Mais quelle déception ! Il faut dire que mes attentes étaient très grandes. J'ai été franchement pas comblée. J'ai payé ma place 54€, une place située sur le pourtour. L'ouvreuse a rassuré en expliquant que le pourtour permet de bien voir la scène. Elle a raison, surtout pour les concerts classiques que propose d'habitude la salle Gaveau. Mais la mise en scène propose trois lieux : l'avant-scène, le fond de scène et l'étage au-dessus du fond de scène. Les passages à l'étage se résumaient pour moi à ne voir que des pieds. Si je me penchais, j'arrivais à peine à voir des mollets. Donc j'ai raté une petite partie du spectacle.

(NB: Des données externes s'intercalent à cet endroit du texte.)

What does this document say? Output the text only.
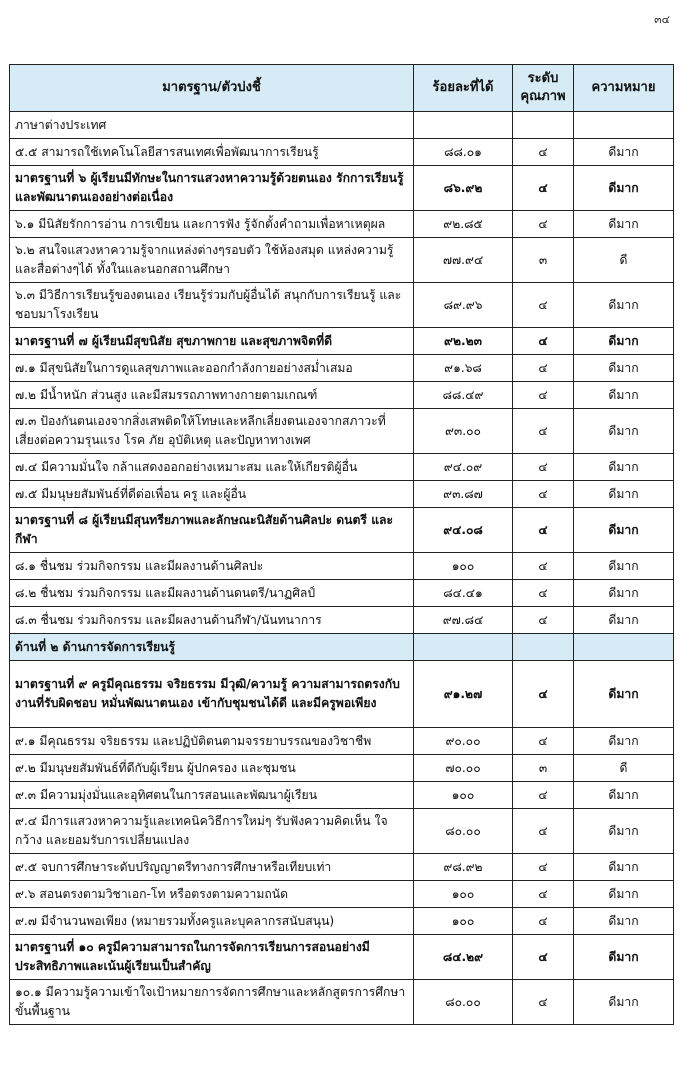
๓๔
มาตรฐาน/ตัวบ่งชี้	ร้อยละที่ได้	ระดับคุณภาพ	ความหมาย
ภาษาต่างประเทศ			
๕.๕ สามารถใช้เทคโนโลยีสารสนเทศเพื่อพัฒนาการเรียนรู้	๘๘.๐๑	๔	ดีมาก
มาตรฐานที่ ๖ ผู้เรียนมีทักษะในการแสวงหาความรู้ด้วยตนเอง รักการเรียนรู้ และพัฒนาตนเองอย่างต่อเนื่อง	๘๖.๙๒	๔	ดีมาก
๖.๑ มีนิสัยรักการอ่าน การเขียน และการฟัง รู้จักตั้งคำถามเพื่อหาเหตุผล	๙๒.๘๕	๔	ดีมาก
๖.๒ สนใจแสวงหาความรู้จากแหล่งต่างๆรอบตัว ใช้ห้องสมุด แหล่งความรู้ และสื่อต่างๆได้ ทั้งในและนอกสถานศึกษา	๗๗.๙๔	๓	ดี
๖.๓ มีวิธีการเรียนรู้ของตนเอง เรียนรู้ร่วมกับผู้อื่นได้ สนุกกับการเรียนรู้ และชอบมาโรงเรียน	๘๙.๙๖	๔	ดีมาก
มาตรฐานที่ ๗ ผู้เรียนมีสุขนิสัย สุขภาพกาย และสุขภาพจิตที่ดี	๙๒.๒๓	๔	ดีมาก
๗.๑ มีสุขนิสัยในการดูแลสุขภาพและออกกำลังกายอย่างสม่ำเสมอ	๙๑.๖๘	๔	ดีมาก
๗.๒ มีน้ำหนัก ส่วนสูง และมีสมรรถภาพทางกายตามเกณฑ์	๘๘.๔๙	๔	ดีมาก
๗.๓ ป้องกันตนเองจากสิ่งเสพติดให้โทษและหลีกเลี่ยงตนเองจากสภาวะที่เสี่ยงต่อความรุนแรง โรค ภัย อุบัติเหตุ และปัญหาทางเพศ	๙๓.๐๐	๔	ดีมาก
๗.๔ มีความมั่นใจ กล้าแสดงออกอย่างเหมาะสม และให้เกียรติผู้อื่น	๙๔.๐๙	๔	ดีมาก
๗.๕ มีมนุษยสัมพันธ์ที่ดีต่อเพื่อน ครู และผู้อื่น	๙๓.๘๗	๔	ดีมาก
มาตรฐานที่ ๘ ผู้เรียนมีสุนทรียภาพและลักษณะนิสัยด้านศิลปะ ดนตรี และกีฬา	๙๔.๐๘	๔	ดีมาก
๘.๑ ชื่นชม ร่วมกิจกรรม และมีผลงานด้านศิลปะ	๑๐๐	๔	ดีมาก
๘.๒ ชื่นชม ร่วมกิจกรรม และมีผลงานด้านดนตรี/นาฏศิลป์	๘๔.๔๑	๔	ดีมาก
๘.๓ ชื่นชม ร่วมกิจกรรม และมีผลงานด้านกีฬา/นันทนาการ	๙๗.๘๔	๔	ดีมาก
ด้านที่ ๒ ด้านการจัดการเรียนรู้			
มาตรฐานที่ ๙ ครูมีคุณธรรม จริยธรรม มีวุฒิ/ความรู้ ความสามารถตรงกับงานที่รับผิดชอบ หมั่นพัฒนาตนเอง เข้ากับชุมชนได้ดี และมีครูพอเพียง	๙๑.๒๗	๔	ดีมาก
๙.๑ มีคุณธรรม จริยธรรม และปฏิบัติตนตามจรรยาบรรณของวิชาชีพ	๙๐.๐๐	๔	ดีมาก
๙.๒ มีมนุษยสัมพันธ์ที่ดีกับผู้เรียน ผู้ปกครอง และชุมชน	๗๐.๐๐	๓	ดี
๙.๓ มีความมุ่งมั่นและอุทิศตนในการสอนและพัฒนาผู้เรียน	๑๐๐	๔	ดีมาก
๙.๔ มีการแสวงหาความรู้และเทคนิควิธีการใหม่ๆ รับฟังความคิดเห็น ใจกว้าง และยอมรับการเปลี่ยนแปลง	๘๐.๐๐	๔	ดีมาก
๙.๕ จบการศึกษาระดับปริญญาตรีทางการศึกษาหรือเทียบเท่า	๙๘.๙๒	๔	ดีมาก
๙.๖ สอนตรงตามวิชาเอก-โท หรือตรงตามความถนัด	๑๐๐	๔	ดีมาก
๙.๗ มีจำนวนพอเพียง (หมายรวมทั้งครูและบุคลากรสนับสนุน)	๑๐๐	๔	ดีมาก
มาตรฐานที่ ๑๐ ครูมีความสามารถในการจัดการเรียนการสอนอย่างมีประสิทธิภาพและเน้นผู้เรียนเป็นสำคัญ	๘๔.๒๙	๔	ดีมาก
๑๐.๑ มีความรู้ความเข้าใจเป้าหมายการจัดการศึกษาและหลักสูตรการศึกษาขั้นพื้นฐาน	๘๐.๐๐	๔	ดีมาก
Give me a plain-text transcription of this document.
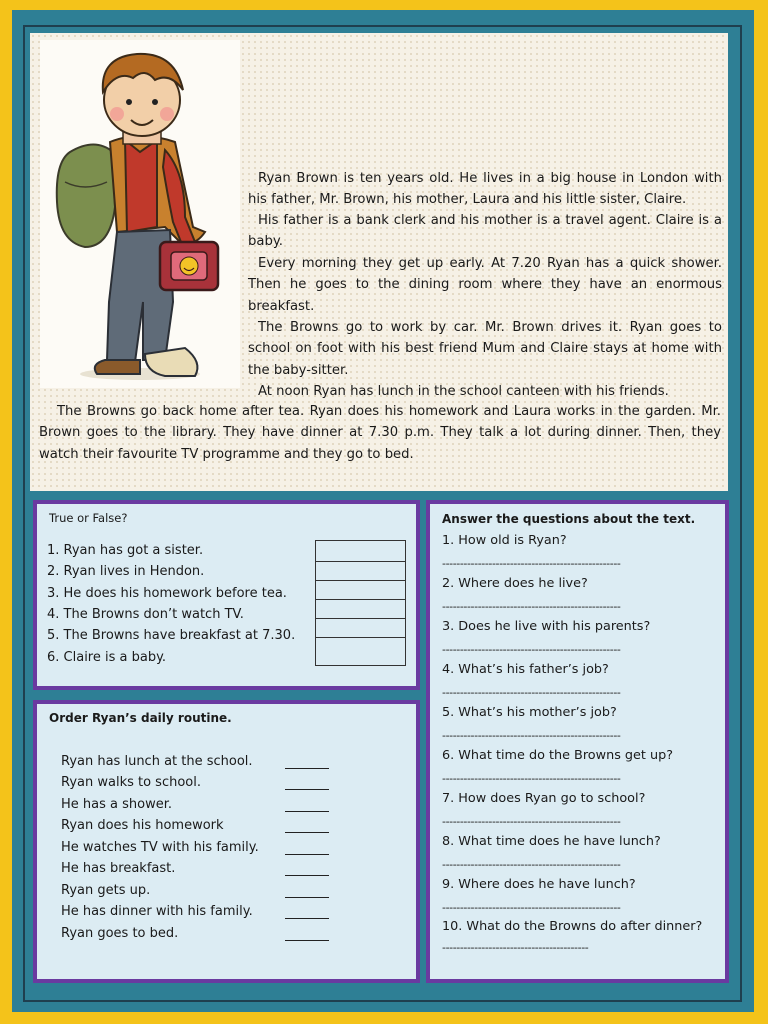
Ryan Brown is ten years old. He lives in a big house in London with his father, Mr. Brown, his mother, Laura and his little sister, Claire.

His father is a bank clerk and his mother is a travel agent. Claire is a baby.

Every morning they get up early. At 7.20 Ryan has a quick shower. Then he goes to the dining room where they have an enormous breakfast.

The Browns go to work by car. Mr. Brown drives it. Ryan goes to school on foot with his best friend Mum and Claire stays at home with the baby-sitter.

At noon Ryan has lunch in the school canteen with his friends.

The Browns go back home after tea. Ryan does his homework and Laura works in the garden. Mr. Brown goes to the library. They have dinner at 7.30 p.m. They talk a lot during dinner. Then, they watch their favourite TV programme and they go to bed.

True or False?
1. Ryan has got a sister.
2. Ryan lives in Hendon.
3. He does his homework before tea.
4. The Browns don’t watch TV.
5. The Browns have breakfast at 7.30.
6. Claire is a baby.
Order Ryan’s daily routine.
Ryan has lunch at the school.
Ryan walks to school.
He has a shower.
Ryan does his homework
He watches TV with his family.
He has breakfast.
Ryan gets up.
He has dinner with his family.
Ryan goes to bed.
Answer the questions about the text.
1. How old is Ryan?
--------------------------------------------------
2. Where does he live?
--------------------------------------------------
3. Does he live with his parents?
--------------------------------------------------
4. What’s his father’s job?
--------------------------------------------------
5. What’s his mother’s job?
--------------------------------------------------
6. What time do the Browns get up?
--------------------------------------------------
7. How does Ryan go to school?
--------------------------------------------------
8. What time does he have lunch?
--------------------------------------------------
9. Where does he have lunch?
--------------------------------------------------
10. What do the Browns do after dinner?
-----------------------------------------
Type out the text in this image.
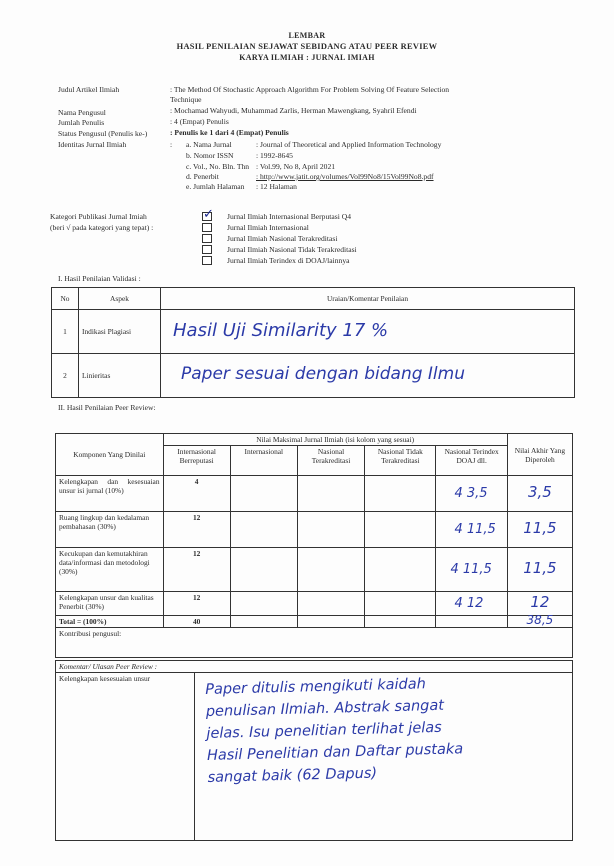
LEMBAR
HASIL PENILAIAN SEJAWAT SEBIDANG ATAU PEER REVIEW
KARYA ILMIAH : JURNAL IMIAH
Judul Artikel Ilmiah	: The Method Of Stochastic Approach Algorithm For Problem Solving Of Feature Selection
Technique
Nama Pengusul	: Mochamad Wahyudi, Muhammad Zarlis, Herman Mawengkang, Syahril Efendi
Jumlah Penulis	: 4 (Empat) Penulis
Status Pengusul (Penulis ke-)	: Penulis ke 1 dari 4 (Empat) Penulis
Identitas Jurnal Ilmiah	: a. Nama Jurnal	: Journal of Theoretical and Applied Information Technology
b. Nomor ISSN	: 1992-8645
c. Vol., No. Bln. Thn : Vol.99, No 8, April 2021
d. Penerbit	: http://www.jatit.org/volumes/Vol99No8/15Vol99No8.pdf
e. Jumlah Halaman : 12 Halaman
Kategori Publikasi Jurnal Imiah
(beri √ pada kategori yang tepat) :
✓ Jurnal Ilmiah Internasional Berputasi Q4
Jurnal Ilmiah Internasional
Jurnal Ilmiah Nasional Terakreditasi
Jurnal Ilmiah Nasional Tidak Terakreditasi
Jurnal Ilmiah Terindex di DOAJ/lainnya
I. Hasil Penilaian Validasi :
No	Aspek	Uraian/Komentar Penilaian
1	Indikasi Plagiasi	Hasil Uji Similarity 17 %
2	Linieritas	Paper sesuai dengan bidang Ilmu
II. Hasil Penilaian Peer Review:
Komponen Yang Dinilai	Nilai Maksimal Jurnal Ilmiah (isi kolom yang sesuai)					Nilai Akhir Yang Diperoleh
	Internasional Berreputasi	Internasional	Nasional Terakreditasi	Nasional Tidak Terakreditasi	Nasional Terindex DOAJ dll.	
Kelengkapan dan kesesuaian unsur isi jurnal (10%)	4				4 3,5	3,5
Ruang lingkup dan kedalaman pembahasan (30%)	12				4 11,5	11,5
Kecukupan dan kemutakhiran data/informasi dan metodologi (30%)	12				4 11,5	11,5
Kelengkapan unsur dan kualitas Penerbit (30%)	12				4 12	12
Total = (100%)	40					38,5
Kontribusi pengusul:						
Komentar/ Ulasan Peer Review :
Kelengkapan kesesuaian unsur	Paper ditulis mengikuti kaidah
penulisan Ilmiah. Abstrak sangat
jelas. Isu penelitian terlihat jelas
Hasil Penelitian dan Daftar pustaka
sangat baik (62 Dapus)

La mise en scène de Ladislas Chollat est très inventive. Il utilise la salle dans son ensemble. Les musiciens sont dans les loges les plus proches de la scène. Pour les scènes de marché, les comédiens viennent du fond de la salle, passent entre les spectateurs. Les changements de lieux se caractérisent par quelques accessoires : une rambarde, une voile, des foulards... La scénographie utilise la vidéo mais tout ce qui était diffusé sur le haut de la scène n'était pas visible de ma place. J'ai trouvé aussi très ingénieux la sortie par une trappe sous la scène. C'est dynamique.

Maintenant qu'on a parlé de ce qu'on peut voir, parlons de ce qu'on peut entendre ! C'est une comédie musicale, donc après la comédie, parlons du côté musical. C'est une salle de musique classique. Donc, elle est étudiée pour que le son se diffuse bien. Alors pourquoi avoir mis des micros aux chanteurs ? Les musiciens étant en live, il n'y a pas de nécessité d'amplifier les chants. Surtout que c'est très mal fait. J'ai grimacé tellement le son était désagréable. En plus d'une mauvaise gestion du son, j'ai trouvé que la version française des chansons n'est pas toujours jolie. Le français est rythmé par des sons comme é, er ou an ou hein. Ce n'est pas toujours joli quand ce son est amplifié. Encore des grimaces. Quand je regarde des extraits vidéos sur youtube, je trouve le rendu plus beau que sur scène. Peut-être qu'ils auraient mieux fait d'en faire un film !

Bon malgré ces désagréments, j'ai bien suivi l'histoire de jeune orphelin qui apprend à dire non. Il réclame plus de nourriture, puis refuse sa punition. On essaie de le vendre à un croque-mort mais il s'enfuie encore et se retrouve à la rue. Il fait la connaissance de Dickens dit Kens qui va le faire rencontrer Fagin. Fagin gère une petite troupe d'enfants voleurs et il les nourrit, les habille et leur fournit un toit. Mais tout filou qu'il est, il sait bien conserver son butin. Oliver Twist ne veut pas voler. Quand il se fait choper par la police avec la bourse qu'a volé Kens, il fait tout pour se défendre. Une famille va le défendre et le recueillir. Cependant, on n'échappe pas facilement à une bande de caïds.

Les comédiens et chanteurs se débrouillent bien. Ma préférence se situe pourtant dans les chorégraphies. Les moments de danse en troupe sont vraiment superbes. Pour moi, c'est le plus beau du spectacle. Des jolis moments ! En fait vous pouvez économiser des sous et regarder les vidéos sur internet, plutôt que de payer et rien voir et grimacer parce que le son vous agresse...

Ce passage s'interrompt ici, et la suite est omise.